06/08/2011 03:35 pm ET | Updated Aug 08, 2011

Who Am I Two Years After Retirement?

When I retired, something I had never really planned on doing, I was asked over and over again by friends and family, "What are you going to do now?" I really didn't know. I had worked hard most of my adult life. I had dreams, and I also had responsibilities that I took very seriously. I worked very hard to find a balance between the two. I was able to never confuse the dreams with real life, and somehow I ended up quite happy. I had built a career as a really good secretary (or, as we now call ourselves, executive assistants) to a prominent person in the movie industry, and then to another prominent person in the media side of investment banking. I never got rich, but I never cared about that. I had learned early in my life that money could destroy people as easily as it could bring joy. I had friends, and I was able to travel, buy the things I cared to have and be kind to my children and glorious grandchildren, and most of all, I've been so lucky to have stayed healthy. There are people I miss who are long gone from my life, but that's to be expected. What more could I want? I hadn't a clue.
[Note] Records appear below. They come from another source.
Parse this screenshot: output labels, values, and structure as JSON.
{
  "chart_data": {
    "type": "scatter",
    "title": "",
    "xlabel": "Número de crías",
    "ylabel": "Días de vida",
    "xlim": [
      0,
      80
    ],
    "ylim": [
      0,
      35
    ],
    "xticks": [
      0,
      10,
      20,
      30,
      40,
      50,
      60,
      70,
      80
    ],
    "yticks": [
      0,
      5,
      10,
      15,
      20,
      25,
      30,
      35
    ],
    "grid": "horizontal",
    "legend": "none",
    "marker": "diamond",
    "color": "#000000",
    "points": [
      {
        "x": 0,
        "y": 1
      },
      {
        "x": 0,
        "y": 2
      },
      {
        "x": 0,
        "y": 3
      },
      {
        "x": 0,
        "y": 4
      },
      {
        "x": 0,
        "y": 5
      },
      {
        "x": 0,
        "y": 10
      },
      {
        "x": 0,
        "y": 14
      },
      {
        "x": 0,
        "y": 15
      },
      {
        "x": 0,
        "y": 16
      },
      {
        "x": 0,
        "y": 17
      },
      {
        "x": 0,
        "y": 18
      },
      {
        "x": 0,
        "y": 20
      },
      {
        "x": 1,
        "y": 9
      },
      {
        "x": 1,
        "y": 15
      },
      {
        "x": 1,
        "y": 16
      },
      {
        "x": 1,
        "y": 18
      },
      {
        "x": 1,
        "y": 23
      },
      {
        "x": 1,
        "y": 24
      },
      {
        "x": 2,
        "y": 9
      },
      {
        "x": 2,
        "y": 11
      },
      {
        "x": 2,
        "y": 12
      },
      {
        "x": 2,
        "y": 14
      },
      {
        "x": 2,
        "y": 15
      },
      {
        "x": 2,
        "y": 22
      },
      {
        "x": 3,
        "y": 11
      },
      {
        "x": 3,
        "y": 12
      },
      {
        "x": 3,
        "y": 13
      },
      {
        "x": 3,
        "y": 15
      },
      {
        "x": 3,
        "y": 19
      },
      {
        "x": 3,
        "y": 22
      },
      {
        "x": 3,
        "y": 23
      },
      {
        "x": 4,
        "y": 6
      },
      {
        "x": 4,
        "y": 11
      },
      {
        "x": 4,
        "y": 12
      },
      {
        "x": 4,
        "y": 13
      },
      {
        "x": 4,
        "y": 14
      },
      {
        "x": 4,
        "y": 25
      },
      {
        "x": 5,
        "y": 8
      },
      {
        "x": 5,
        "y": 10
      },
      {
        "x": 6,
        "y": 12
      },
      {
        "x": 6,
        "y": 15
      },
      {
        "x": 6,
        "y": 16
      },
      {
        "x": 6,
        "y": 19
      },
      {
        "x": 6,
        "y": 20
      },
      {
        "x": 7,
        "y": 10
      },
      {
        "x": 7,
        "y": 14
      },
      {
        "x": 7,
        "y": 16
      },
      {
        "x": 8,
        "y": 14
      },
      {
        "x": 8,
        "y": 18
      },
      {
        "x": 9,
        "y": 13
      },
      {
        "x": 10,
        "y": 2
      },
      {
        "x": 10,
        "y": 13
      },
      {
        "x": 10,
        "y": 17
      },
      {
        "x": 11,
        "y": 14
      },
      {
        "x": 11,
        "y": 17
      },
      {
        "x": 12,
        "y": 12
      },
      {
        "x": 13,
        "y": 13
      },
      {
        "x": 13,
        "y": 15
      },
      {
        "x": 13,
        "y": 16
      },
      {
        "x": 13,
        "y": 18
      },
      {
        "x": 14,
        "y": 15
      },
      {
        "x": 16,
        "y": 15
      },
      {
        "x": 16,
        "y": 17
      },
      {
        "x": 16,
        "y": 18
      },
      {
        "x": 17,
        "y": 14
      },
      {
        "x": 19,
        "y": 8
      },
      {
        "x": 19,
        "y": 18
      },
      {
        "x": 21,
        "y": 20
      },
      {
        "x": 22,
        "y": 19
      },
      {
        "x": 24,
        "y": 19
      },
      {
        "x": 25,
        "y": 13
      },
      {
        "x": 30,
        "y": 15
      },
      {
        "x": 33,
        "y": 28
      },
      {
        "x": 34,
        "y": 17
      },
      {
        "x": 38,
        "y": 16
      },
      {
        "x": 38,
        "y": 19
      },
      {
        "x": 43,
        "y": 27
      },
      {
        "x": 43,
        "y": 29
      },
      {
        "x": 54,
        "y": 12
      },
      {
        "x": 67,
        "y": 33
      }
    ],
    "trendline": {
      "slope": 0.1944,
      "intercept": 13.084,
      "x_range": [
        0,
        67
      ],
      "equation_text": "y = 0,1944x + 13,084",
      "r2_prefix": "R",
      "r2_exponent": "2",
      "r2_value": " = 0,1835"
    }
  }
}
A year passed before I could acknowledge to myself that I was depressed. I was
ashamed to admit it to anyone. I was so used to pretending that I was strong and could handle most things that came my way. I hid the frightened part of me for so long that I didn't even know it was there. I knew I had to move my butt, do something. I had to live, for goodness sake!

I had worked off and on writing a novel and finally finished it. As most first-time writers learn, getting your book published is not very easy. Finding an agent is almost impossible. One agent who loved my book encouraged me to self-publish because he simply could not afford to take on new clients. I followed his advice, and my novel "Both Sides of the Coin" was published. It was exciting to see the finished product. Most of my friends purchased copies. Alas, I am simply not very aggressive when it comes to tooting my own horn. Nevertheless, considering how little I personally have done to publicize it, my book has done nicely. I also realized that this is not the time for me to be writing another book. Writing is a lonely life, and right now that's not a healthy choice for me.

Of course I could have done volunteer work for a charity. But what charity? I have to truly believe in whatever cause I might volunteer to work for. The one organization I felt that way about, and to whom I offered my office skills, unfortunately only wanted me if I could raise money, and that's not my strong point. I'm simply not good at asking for things.

I suddenly realized that I wanted to enjoy this chapter of life. I had spent so many years being serious. Now it was time to have fun. I noticed that many television commercials, particularly for pharmaceutical companies, feature women of my age. I decided that I would take a class in acting for television commercials. I did, and I enjoyed it tremendously. When I completed the course, I was approached by an agent who signed me. I was amazed at my luck. So far, I've only gone out on two auditions, but it's a beginning. This past week I landed a gig as an extra in a movie. I played a guest at a wedding. It felt so great to get dressed up and spend time with other people. A lot of the people I met were like myself. They had also worked most of their lives and are now just looking to enjoy themselves.

Today, I am at home playing my other favorite part. I'm Donna Reed. Sounds silly? Not at all! Sometimes this is my favorite kind of day. I love cleaning the house, exploring my closet, finding things I thought I'd lost and, as I've just done, chopping vegetables in my kitchen and preparing one of Bobby Flay's great recipes.

We all are so many different people. It's a wonderful feeling to almost know who I am.